I picked up Weekly Weird Asia’s Living section and thumbed through it. “This is interesting. Here’s an article on Issei Sagawa, Japan’s Celebrity Cannibal. He’s opening a sushi bar.  My, my…guy goes and eats his classmate, gets off on a technicality, and becomes a minor celebrity. Tastes like tuna, he said.”

“I giapponesi sono pazzeschi,” said Chef Machiavelli, serving the omelettes. He snatched the ketchup bottle from my hand before I could uncap it. I reached for the pepper and waited for him to nod okay. He nodded.

“Yes, they are a crazy bunch at times,” I agreed, shaking a little black pepper onto his culinary masterpiece. I wonder if he’ll do that nyotaimori thing where they use a naked girl as a dinner plate to serve sushi and sashimi. Hmmm…that might not be a good idea for him, now I think of it. Maybe he’ll–no, I doubt he’d go for that other odd trend of theirs, where a fake body is made out of food so you can operate on it  and eat whatever you find inside.
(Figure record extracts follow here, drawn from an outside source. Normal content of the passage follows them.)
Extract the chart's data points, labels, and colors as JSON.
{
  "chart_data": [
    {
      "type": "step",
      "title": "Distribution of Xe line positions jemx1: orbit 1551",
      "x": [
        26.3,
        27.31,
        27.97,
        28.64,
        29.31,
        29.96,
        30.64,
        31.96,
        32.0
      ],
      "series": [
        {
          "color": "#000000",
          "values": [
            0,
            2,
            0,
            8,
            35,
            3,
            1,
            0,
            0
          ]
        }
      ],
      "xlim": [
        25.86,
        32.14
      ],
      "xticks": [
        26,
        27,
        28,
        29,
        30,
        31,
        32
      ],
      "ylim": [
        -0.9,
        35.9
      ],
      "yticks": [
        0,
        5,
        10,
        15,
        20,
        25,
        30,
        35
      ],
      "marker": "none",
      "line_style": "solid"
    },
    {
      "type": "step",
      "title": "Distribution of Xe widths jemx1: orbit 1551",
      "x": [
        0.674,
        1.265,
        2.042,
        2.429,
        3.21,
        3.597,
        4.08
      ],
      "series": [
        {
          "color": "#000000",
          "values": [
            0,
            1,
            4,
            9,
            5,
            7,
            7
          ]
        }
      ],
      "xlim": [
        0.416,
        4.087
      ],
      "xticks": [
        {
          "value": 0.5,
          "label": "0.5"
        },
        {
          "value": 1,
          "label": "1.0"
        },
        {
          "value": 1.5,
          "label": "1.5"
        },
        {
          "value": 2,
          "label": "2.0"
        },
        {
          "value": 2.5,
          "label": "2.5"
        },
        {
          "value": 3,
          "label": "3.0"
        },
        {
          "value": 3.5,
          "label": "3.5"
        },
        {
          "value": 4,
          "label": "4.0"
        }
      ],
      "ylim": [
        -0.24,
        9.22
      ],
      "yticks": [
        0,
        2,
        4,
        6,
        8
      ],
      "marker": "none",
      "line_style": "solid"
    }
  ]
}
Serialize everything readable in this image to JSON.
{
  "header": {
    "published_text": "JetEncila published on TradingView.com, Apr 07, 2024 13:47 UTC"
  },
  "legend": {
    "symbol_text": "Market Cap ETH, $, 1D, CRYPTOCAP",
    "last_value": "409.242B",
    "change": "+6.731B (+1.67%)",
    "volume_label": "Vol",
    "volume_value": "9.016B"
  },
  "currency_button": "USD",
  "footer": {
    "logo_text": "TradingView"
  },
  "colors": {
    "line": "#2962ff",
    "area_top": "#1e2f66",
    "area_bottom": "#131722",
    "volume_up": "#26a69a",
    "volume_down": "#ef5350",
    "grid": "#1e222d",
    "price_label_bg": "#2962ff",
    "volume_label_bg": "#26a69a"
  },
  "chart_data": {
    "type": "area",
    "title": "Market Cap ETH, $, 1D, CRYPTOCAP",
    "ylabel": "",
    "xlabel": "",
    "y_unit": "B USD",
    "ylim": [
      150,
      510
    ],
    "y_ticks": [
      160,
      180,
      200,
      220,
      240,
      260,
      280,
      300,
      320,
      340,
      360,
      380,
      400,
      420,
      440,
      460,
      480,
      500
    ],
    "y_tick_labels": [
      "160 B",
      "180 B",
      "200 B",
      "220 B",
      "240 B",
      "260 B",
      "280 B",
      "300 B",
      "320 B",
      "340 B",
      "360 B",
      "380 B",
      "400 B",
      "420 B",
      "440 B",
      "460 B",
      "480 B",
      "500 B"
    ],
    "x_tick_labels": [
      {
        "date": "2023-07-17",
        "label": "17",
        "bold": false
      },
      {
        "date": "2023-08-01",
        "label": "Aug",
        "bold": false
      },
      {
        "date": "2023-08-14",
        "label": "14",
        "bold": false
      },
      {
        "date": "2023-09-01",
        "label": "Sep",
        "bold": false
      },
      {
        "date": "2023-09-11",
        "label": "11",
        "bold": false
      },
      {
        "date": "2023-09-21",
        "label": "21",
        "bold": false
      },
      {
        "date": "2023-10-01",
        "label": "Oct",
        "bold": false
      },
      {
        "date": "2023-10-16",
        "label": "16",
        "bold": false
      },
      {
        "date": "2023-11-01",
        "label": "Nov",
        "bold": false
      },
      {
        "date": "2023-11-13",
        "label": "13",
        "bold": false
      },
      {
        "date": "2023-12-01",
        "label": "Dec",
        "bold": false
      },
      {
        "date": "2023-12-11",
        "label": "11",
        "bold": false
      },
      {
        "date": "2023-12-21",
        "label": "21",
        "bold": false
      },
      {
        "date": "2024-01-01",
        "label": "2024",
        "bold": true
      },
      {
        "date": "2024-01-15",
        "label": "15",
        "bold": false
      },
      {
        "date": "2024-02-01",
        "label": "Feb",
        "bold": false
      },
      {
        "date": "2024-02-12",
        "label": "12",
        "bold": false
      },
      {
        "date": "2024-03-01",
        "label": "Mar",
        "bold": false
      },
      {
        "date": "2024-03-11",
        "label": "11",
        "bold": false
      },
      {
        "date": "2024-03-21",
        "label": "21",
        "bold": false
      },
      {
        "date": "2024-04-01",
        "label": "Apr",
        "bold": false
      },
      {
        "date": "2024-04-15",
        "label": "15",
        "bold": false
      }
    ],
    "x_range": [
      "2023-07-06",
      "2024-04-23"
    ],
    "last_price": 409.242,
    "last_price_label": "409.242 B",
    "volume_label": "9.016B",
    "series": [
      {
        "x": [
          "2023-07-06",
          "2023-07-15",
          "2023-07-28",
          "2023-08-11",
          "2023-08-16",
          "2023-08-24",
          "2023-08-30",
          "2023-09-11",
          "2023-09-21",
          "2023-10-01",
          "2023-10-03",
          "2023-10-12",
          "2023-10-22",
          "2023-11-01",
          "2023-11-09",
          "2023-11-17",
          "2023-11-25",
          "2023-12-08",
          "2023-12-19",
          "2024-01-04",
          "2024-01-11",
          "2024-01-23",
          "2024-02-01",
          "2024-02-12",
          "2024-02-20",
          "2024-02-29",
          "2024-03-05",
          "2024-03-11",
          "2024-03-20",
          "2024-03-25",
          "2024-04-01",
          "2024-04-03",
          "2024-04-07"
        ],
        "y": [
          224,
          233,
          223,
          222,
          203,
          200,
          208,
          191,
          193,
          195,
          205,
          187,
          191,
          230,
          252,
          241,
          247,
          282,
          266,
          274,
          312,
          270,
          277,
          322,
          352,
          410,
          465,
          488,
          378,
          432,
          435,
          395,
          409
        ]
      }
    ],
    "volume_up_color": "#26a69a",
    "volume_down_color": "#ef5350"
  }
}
The thing actually bleeds as you cut it and the intestines and organs inside are completely edible they say. Cooked I think. Wait a minute; that might be something for our Halloween party. What do you think? We could bake up a life-sized meatloaf zombie, with all the rotten–”

“Must you?” asked Zombos, a forkful of omelette poised at his lips. “You know, since you are up, you should finish that review for Bestial: Werewolf Apocalypse. Then perhaps move on to more pressing things like finishing the review for the Alone In the Dark Wii game, or maybe even Karloff’s The Mummy Special Edition DVD review, or–and I am brainstorming here–perhaps even tackle some of those Permuted Press books–that pile is not getting any shorter you know. Halloween is just around the corner and you’ll need to pick up the slack a bit. Why, you might even try finishing that Bartholomew of the Scissors comic book you left out on the library table, you know, the one that scared Zombos Jr’s wits clear to Sunday thinking it was an Archie comic, or maybe–and I am really going out on the limb of possibilities here–post that Sundays With Vlad review, the one you should have posted last September.

A forkful of omelette was now poised at my lips. Chef Machiavelli took pity on me and handed back the ketchup bottle. “Sure,” I said, “I’ll get right on it after breakfast. First things first, though.”